The Free Range Dairy Movement

With the Free Range Dairy movement, we’re working to keep more traditional methods of stock farming alive. We are trying to build resilience into it, where the farmers are paid a fair price to enable them to continue to farm in a manner which gives more freedom to our cows during the drier, warmer months. We also look after our hedges, our waterways, the soil and pasture as well as the cows and next year we hope to be a new home to local bees.

Pasture Promise guarantees that the cows have real access to pastures, enabling them to graze for a minimum of 180 days and nights a year and 18 hours a day. It’s a clear standard, one which we have not missed since we began. Pasture is key to the taste of our milk and the happiness of our cows.

As dairy farmers we’ve always farmed this way, it’s not any different to the thousands of years since more organised, domesticated farming became the way of life as the population rose.
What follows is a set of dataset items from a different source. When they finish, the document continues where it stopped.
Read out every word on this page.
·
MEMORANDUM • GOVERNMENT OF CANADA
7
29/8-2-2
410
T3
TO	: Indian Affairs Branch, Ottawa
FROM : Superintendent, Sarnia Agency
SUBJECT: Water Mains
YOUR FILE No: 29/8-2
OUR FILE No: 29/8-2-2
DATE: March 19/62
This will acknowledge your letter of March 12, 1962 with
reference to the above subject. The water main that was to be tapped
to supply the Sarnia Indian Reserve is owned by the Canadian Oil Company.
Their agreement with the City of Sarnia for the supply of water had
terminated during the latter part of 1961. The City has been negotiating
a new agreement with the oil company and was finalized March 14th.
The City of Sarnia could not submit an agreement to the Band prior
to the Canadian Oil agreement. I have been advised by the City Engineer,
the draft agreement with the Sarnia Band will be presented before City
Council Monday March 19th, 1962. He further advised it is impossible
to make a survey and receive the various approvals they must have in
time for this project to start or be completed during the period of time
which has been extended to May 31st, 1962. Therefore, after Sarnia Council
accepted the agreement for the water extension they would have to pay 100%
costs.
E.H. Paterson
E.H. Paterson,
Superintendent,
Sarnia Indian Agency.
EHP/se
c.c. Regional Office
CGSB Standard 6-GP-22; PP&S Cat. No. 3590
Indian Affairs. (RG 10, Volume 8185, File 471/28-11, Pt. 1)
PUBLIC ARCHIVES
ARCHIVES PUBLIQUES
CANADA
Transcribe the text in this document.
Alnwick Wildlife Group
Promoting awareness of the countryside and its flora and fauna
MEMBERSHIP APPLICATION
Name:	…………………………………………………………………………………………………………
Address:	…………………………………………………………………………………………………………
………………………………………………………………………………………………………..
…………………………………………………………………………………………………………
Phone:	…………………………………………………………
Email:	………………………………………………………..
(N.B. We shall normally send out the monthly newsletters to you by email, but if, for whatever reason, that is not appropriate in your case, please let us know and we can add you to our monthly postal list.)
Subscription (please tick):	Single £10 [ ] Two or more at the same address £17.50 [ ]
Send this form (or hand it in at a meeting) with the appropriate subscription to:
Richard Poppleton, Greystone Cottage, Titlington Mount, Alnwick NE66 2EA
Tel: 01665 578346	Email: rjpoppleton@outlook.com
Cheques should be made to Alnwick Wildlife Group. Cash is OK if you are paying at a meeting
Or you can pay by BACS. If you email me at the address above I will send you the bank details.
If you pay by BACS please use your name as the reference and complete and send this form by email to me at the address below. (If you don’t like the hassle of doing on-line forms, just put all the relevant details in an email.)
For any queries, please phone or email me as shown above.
Subsistence farming became business farming as more and more towns grew and more of our population moved away from producing their own food. Outside looking in, shoppers want more transparency about how their food is produced. It is always said that cheap food comes at a cost and it does. The rise in factory farming came about to deliver cheaper food through streamlining production costs and logistics. We never wanted to go down that route as we love the farming we do and our cows’, but it’s been hard.

Looking Forward to the Future

When we first started with Free Range Dairy Network we didn’t know if we would even be in business the following year. Fresh milk was so undervalued that we were losing money to produce it, we saw friends in farming either get out or scale up into more intensive units and didn’t know what we should do. We’ve had three generations of dairy farmers on this farm and it was with a heavy heart we thought it could all be lost on our watch! Being part of Free Range Dairy Network offered us hope and the premium we got from being part of the scheme has made a huge difference.

Instead of going out of dairy we now have hope for the future as two of our children Emily and Ollie, have now started their own dairy business on the farm. So instead of going out of business, we’ve expanded. Emily runs a successful Gelato business called Wholly Cow and Ollie has just started a vending machine so you can buy our fresh free range milk alongside our gelato.

We’ve seen many changes good and bad but this year we are grateful for everything we have. It looks like another generation of Hobbs will be carrying on our traditions and for that we are truly grateful.

So, as 2020 fast approaches and we look back on another year fast gone by, we wish everyone a peaceful Christmas and a Happy New Year.